On Sunday morning I was having a serious craving for pan dulce, or Mexican sweet bread. So I went to a place in White Center that I hadn't been to in a while, Castillos Bakery on 16th Ave S.W. just past the Albertson's.
My favorite is the empanada, a sweet bread filled with either pineapple, apple or custard cream. They offer a huge assortment of all different types and colors of sweet bread, and at only 3 for $1.00 it's an amazing deal.
As I was choosing my sweet bread, I noticed that the store was getting more and more crowded. I turned around and noticed stacks of huge rings of sweet bread; they reminded me of a Danish Kringle, which is shaped like the crown of Denmark. Inside the package were two tablets of Mexican table chocolate, and two little plastic dolls, a baby and a king.
Then I saw a poster advertising the pastry ring; it's called Rosca De Reyes, and it's traditionally eaten on the 6th of January, which is 12 days after Christmas. That made sense because virtually everyone in the store had one in their hands as they waited in line to pay.
A little background on Rosca De Reyes: . In celebration of Epiphany, which is the climax of the Christmas season and the 12 days of Christmas, a King's Cake is baked and shared among family and friends. The plastic baby doll symbolizes baby Jesus; hiding it inside the cake symbolizes the need to find a secure place where Jesus could be born.

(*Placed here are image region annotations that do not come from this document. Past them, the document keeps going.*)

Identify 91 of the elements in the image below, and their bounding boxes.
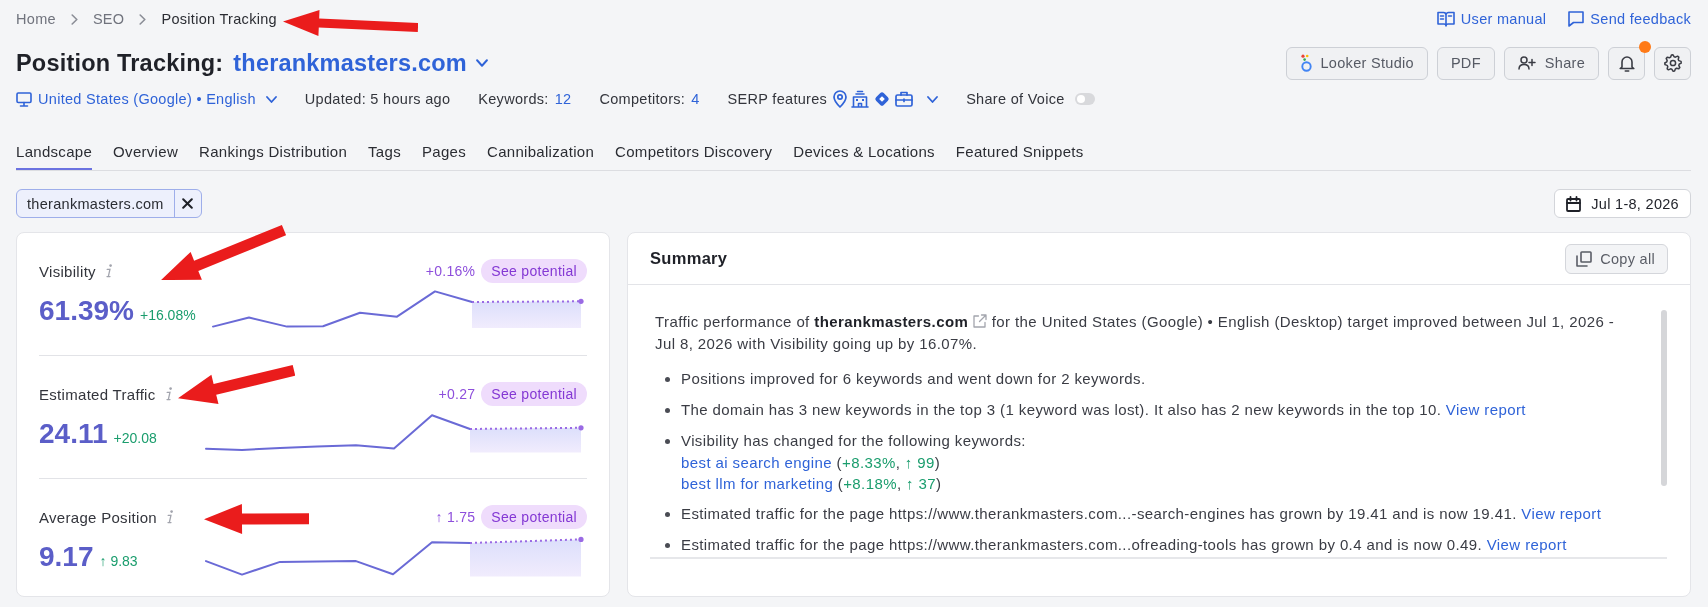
summary-item: Visibility has changed for the following keywords: xyxy=(681,431,1026,451)
metric-value: 24.11 xyxy=(39,418,108,450)
map-pin-icon xyxy=(833,90,848,108)
breadcrumb-link[interactable]: Home xyxy=(16,11,56,27)
message-icon xyxy=(1568,11,1585,27)
info-icon[interactable] xyxy=(105,264,112,278)
keywords-label: Keywords: xyxy=(478,91,549,107)
share-button[interactable]: Share xyxy=(1503,46,1599,80)
tab[interactable]: Pages xyxy=(421,142,466,170)
calendar-icon xyxy=(1566,195,1582,212)
metric-change: +20.08 xyxy=(113,430,157,446)
summary-intro: Traffic performance of therankmasters.com for the United States (Google) • English (Desktop) target improved between Jul 1, 2026 - Jul 8, 2026 with Visibility going up by 16.07%. xyxy=(655,312,1616,354)
date-range-button[interactable]: Jul 1-8, 2026 xyxy=(1554,189,1691,218)
settings-button[interactable] xyxy=(1654,46,1691,80)
tab[interactable]: Cannibalization xyxy=(487,142,595,170)
chevron-down-icon xyxy=(265,95,277,103)
info-icon[interactable] xyxy=(166,510,173,524)
potential-change: +0.27 xyxy=(438,386,476,402)
metric-value: 9.17 xyxy=(39,541,94,573)
tab[interactable]: Rankings Distribution xyxy=(199,142,348,170)
info-icon[interactable] xyxy=(165,387,172,401)
bullet-icon xyxy=(665,439,670,444)
potential-change: ↑ 1.75 xyxy=(435,509,476,525)
bell-icon xyxy=(1618,54,1635,72)
view-report-link[interactable]: View report xyxy=(1486,536,1567,553)
user-manual-link[interactable]: User manual xyxy=(1436,11,1547,27)
serp-features-dropdown[interactable]: SERP features xyxy=(727,90,939,108)
chevron-right-icon xyxy=(139,13,147,25)
logo-icon xyxy=(1299,54,1312,72)
feedback-link[interactable]: Send feedback xyxy=(1568,11,1691,27)
chevron-down-icon xyxy=(927,95,939,103)
external-link-icon xyxy=(973,314,988,328)
competitors-label: Competitors: xyxy=(599,91,686,107)
user-plus-icon xyxy=(1517,56,1536,70)
bullet-icon xyxy=(665,408,670,413)
bullet-icon xyxy=(665,377,670,382)
share-of-voice-toggle[interactable] xyxy=(1074,93,1095,105)
studio-button[interactable]: Looker Studio xyxy=(1285,46,1428,80)
pdf-button[interactable]: PDF xyxy=(1436,46,1495,80)
metric-label: Estimated Traffic xyxy=(39,385,156,403)
keyword-change: best llm for marketing (+8.18%, ↑ 37) xyxy=(681,474,943,494)
summary-title: Summary xyxy=(650,249,728,268)
location-dropdown[interactable]: United States (Google) • English xyxy=(16,91,277,107)
breadcrumb-current: Position Tracking xyxy=(161,11,277,27)
update-status: Updated: 5 hours ago xyxy=(304,91,451,107)
page-title: Position Tracking: xyxy=(16,49,224,77)
metric-value: 61.39% xyxy=(39,295,134,327)
building-icon xyxy=(851,90,870,108)
settings-icon xyxy=(1663,54,1682,72)
chevron-down-icon xyxy=(475,59,488,67)
tab[interactable]: Competitors Discovery xyxy=(615,142,773,170)
briefcase-icon xyxy=(895,91,914,107)
tab[interactable]: Overview xyxy=(113,142,179,170)
tab[interactable]: Featured Snippets xyxy=(955,142,1084,170)
metric-label: Average Position xyxy=(39,508,157,526)
metric-change: ↑ 9.83 xyxy=(99,553,138,569)
summary-item: Positions improved for 6 keywords and went down for 2 keywords. xyxy=(681,369,1146,389)
scrollbar-thumb[interactable] xyxy=(1661,310,1667,486)
bullet-icon xyxy=(665,543,670,548)
bullet-icon xyxy=(665,512,670,517)
share-of-voice-label: Share of Voice xyxy=(966,91,1065,107)
competitors-count-link[interactable]: 4 xyxy=(691,91,700,107)
monitor-icon xyxy=(16,91,32,107)
view-report-link[interactable]: View report xyxy=(1521,505,1602,522)
domain-link[interactable]: therankmasters.com xyxy=(814,313,988,330)
keyword-change: best ai search engine (+8.33%, ↑ 99) xyxy=(681,453,942,473)
copy-all-button[interactable]: Copy all xyxy=(1565,243,1668,274)
view-report-link[interactable]: View report xyxy=(1445,401,1526,418)
keyword-link[interactable]: best llm for marketing xyxy=(681,475,834,492)
copy-icon xyxy=(1576,250,1593,267)
notifications-button[interactable] xyxy=(1608,46,1645,80)
see-potential-button[interactable]: See potential xyxy=(481,505,587,529)
potential-change: +0.16% xyxy=(425,263,476,279)
see-potential-button[interactable]: See potential xyxy=(481,259,587,283)
close-icon xyxy=(182,198,194,209)
summary-item: Estimated traffic for the page https://www.therankmasters.com...ofreading-tools has grown by 0.4 and is now 0.49. View report xyxy=(681,535,1567,555)
keywords-count-link[interactable]: 12 xyxy=(554,91,572,107)
metric-change: +16.08% xyxy=(139,307,196,323)
project-dropdown[interactable]: therankmasters.com xyxy=(233,49,488,77)
tab[interactable]: Landscape xyxy=(16,142,93,170)
summary-item: The domain has 3 new keywords in the top 3 (1 keyword was lost). It also has 2 new keywords in the top 10. View report xyxy=(681,400,1526,420)
tab[interactable]: Tags xyxy=(368,142,401,170)
summary-item: Estimated traffic for the page https://www.therankmasters.com...-search-engines has grown by 19.41 and is now 19.41. View report xyxy=(681,504,1602,524)
chip-label: therankmasters.com xyxy=(26,194,165,214)
metric-label: Visibility xyxy=(39,262,96,280)
book-icon xyxy=(1436,11,1455,27)
tab[interactable]: Devices & Locations xyxy=(793,142,935,170)
keyword-link[interactable]: best ai search engine xyxy=(681,454,832,471)
chevron-right-icon xyxy=(70,13,78,25)
see-potential-button[interactable]: See potential xyxy=(481,382,587,406)
breadcrumb-link[interactable]: SEO xyxy=(92,11,125,27)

Each person slices the Rosca; the knife is symbolic of the danger that baby Jesus faces at the hands of King Herod. Guests carefully inspect their slice; whoever ends up with the baby figurine must host Candle Mass, or Candelaria, on February 2nd, and also must buy a new dress for the baby Jesus in the Nativity scene.
I hope I've explained this tradition with accuracy; this is my first experience with it and I found it very interesting. Anyway, if you ever have a chance, stop by this bakery and enjoy some pan dulce, and don't forget the chocolate!